An AWS VPC configured with AlterNAT

The diagram shows an AWS VPC with public and private subnets in multiple availability zones. We created an Auto Scaling Group containing one NAT instance in each public subnet. We also created a NAT Gateway as a standby system in the event that a NAT instance fails.

We wanted the systems to be self-healing and self-maintaining, requiring little or no management by our team. To accomplish this, we wrote a Lambda function that, when invoked, can automatically replace the route to the Internet, swapping the NAT instance for the NAT Gateway. We use the function in response to two events:

  1. Every 14 days, each NAT instance is terminated and replaced with a fresh, newly patched instance. During the swap, an Auto Scaling lifecycle hook invokes the Lambda function, which updates the route table to the NAT Gateway, ensuring that clients in the private subnets have continuous access to the Internet. Auto Scaling then launches a new NAT instance, which automatically reclaims the route, thus completing the cycle.
  2. Every minute, in every private subnet, the Lambda function tests connectivity to the Internet through the NAT instance. If the request succeeds, the function exits, but if it fails, the NAT instance is presumably broken, and the route is updated to use the NAT Gateway.

One nuance of this approach is that the route replacement functionality depends on a connection to the EC2 and Lambda APIs. If a NAT instance is down, the function doesn’t have a route to the Internet. To mitigate this, we use interface VPC endpoints to allow the function to access those APIs.

A drawback of this solution is that established connections are lost during the automated route changes. This tradeoff is acceptable for our use case. During testing, we found that our jobs are resilient to connection loss errors so long as connectivity to the Internet is always available. However, this may not be acceptable for some use cases. One mitigation for those use cases could be scheduled maintenance windows for NAT instance patching.

Alternatives

NAT instances weren’t our first choice. Although the solution we built is reasonably low maintenance and robust, it is ultimately still self-managed.

Our preferred solution would have been to use AWS PrivateLink to connect with our third party vendors. Although the pricing is effectively the same, PrivateLink is a fully managed option without the connection loss drawback above, and without the cost of EC2 instances. Although our vendor offers PrivateLink, they have also chosen to monetize it, charging so much for access to the feature that it was not a viable option.

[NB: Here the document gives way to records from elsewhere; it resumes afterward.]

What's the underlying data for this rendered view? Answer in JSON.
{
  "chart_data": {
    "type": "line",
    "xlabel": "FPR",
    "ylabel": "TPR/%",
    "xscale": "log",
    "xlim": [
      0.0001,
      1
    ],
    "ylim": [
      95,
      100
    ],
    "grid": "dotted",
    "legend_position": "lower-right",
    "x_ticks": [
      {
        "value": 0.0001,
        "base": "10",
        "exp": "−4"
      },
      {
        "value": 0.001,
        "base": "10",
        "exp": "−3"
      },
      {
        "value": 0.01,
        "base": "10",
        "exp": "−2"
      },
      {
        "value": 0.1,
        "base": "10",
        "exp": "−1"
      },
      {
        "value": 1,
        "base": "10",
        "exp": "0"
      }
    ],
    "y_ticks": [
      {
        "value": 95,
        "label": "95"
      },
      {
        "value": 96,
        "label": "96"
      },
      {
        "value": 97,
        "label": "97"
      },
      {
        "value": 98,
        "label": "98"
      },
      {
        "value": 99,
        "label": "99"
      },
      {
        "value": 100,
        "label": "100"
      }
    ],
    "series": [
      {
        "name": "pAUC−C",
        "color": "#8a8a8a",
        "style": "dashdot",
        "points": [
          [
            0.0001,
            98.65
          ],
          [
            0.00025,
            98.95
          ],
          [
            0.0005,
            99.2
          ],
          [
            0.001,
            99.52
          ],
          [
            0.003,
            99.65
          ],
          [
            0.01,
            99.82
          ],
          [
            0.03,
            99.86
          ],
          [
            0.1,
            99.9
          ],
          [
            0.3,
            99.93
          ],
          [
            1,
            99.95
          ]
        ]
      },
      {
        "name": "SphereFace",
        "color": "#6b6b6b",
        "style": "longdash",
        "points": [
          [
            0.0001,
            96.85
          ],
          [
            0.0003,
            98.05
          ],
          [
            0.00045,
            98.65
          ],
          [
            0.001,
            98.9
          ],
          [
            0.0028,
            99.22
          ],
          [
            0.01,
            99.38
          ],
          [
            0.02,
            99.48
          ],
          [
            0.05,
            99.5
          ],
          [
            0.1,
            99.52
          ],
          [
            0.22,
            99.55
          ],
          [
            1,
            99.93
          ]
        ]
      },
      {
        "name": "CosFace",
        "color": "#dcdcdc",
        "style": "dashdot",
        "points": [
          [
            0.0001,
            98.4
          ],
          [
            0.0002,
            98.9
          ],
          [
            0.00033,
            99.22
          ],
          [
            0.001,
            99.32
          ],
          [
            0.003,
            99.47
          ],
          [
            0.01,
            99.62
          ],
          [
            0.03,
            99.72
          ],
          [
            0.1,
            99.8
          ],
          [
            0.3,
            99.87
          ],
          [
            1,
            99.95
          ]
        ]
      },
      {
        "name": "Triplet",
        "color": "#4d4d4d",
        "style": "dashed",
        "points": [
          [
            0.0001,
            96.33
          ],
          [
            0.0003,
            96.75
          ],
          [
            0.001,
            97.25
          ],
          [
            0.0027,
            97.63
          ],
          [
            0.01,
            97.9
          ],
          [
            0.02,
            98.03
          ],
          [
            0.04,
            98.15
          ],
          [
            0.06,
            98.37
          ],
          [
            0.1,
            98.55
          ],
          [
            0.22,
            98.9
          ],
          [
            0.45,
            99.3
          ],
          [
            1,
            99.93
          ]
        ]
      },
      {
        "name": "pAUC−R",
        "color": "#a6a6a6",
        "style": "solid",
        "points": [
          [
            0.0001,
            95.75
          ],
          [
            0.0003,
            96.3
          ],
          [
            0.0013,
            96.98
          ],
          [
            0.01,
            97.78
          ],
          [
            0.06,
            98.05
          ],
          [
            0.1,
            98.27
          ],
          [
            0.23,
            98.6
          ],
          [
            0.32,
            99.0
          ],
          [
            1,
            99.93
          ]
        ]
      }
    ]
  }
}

In the future, we’ll refactor our data management systems to be more efficient and less reliant upon data transfer. This addresses the root cause of the expense as opposed to the symptoms, so it feels like the best direction for us in the long run. Perhaps it’s the topic of a future blog post.

Final words

This was an interesting project to build. NAT instances are considered a legacy technology at AWS and have largely been ignored since the release of NAT Gateways. Many of the features this solution relies upon, such as VPC endpoints, the latest generation of network-optimized instance types, maximum instance lifetime, termination lifecycle hooks, and Lambda functions, were released long after NAT instances were considered a legacy option. We were able to use these more recent AWS features to breathe new life into an older technology.

We also developed a begrudging respect for the NAT Gateway. It really is quite the engineering feat. It can handle up to 100Gbps, and, in our experience, it has not failed. The implementation details of NAT Gateway are opaque. Theoretically, AWS must update and maintain the underlying NAT Gateway, but they manage to do so without ever losing the NAT translation table or dropping traffic. Our hats are off to the engineering team behind NAT Gateway.

Our hope is that one day AWS will lower the NAT Gateway data processing fees to make this project irrelevant. In the meantime, we are excited to open source our high availability NAT instance solution to the AWS community. If you’re interested, head over to the GitHub repository to check it out.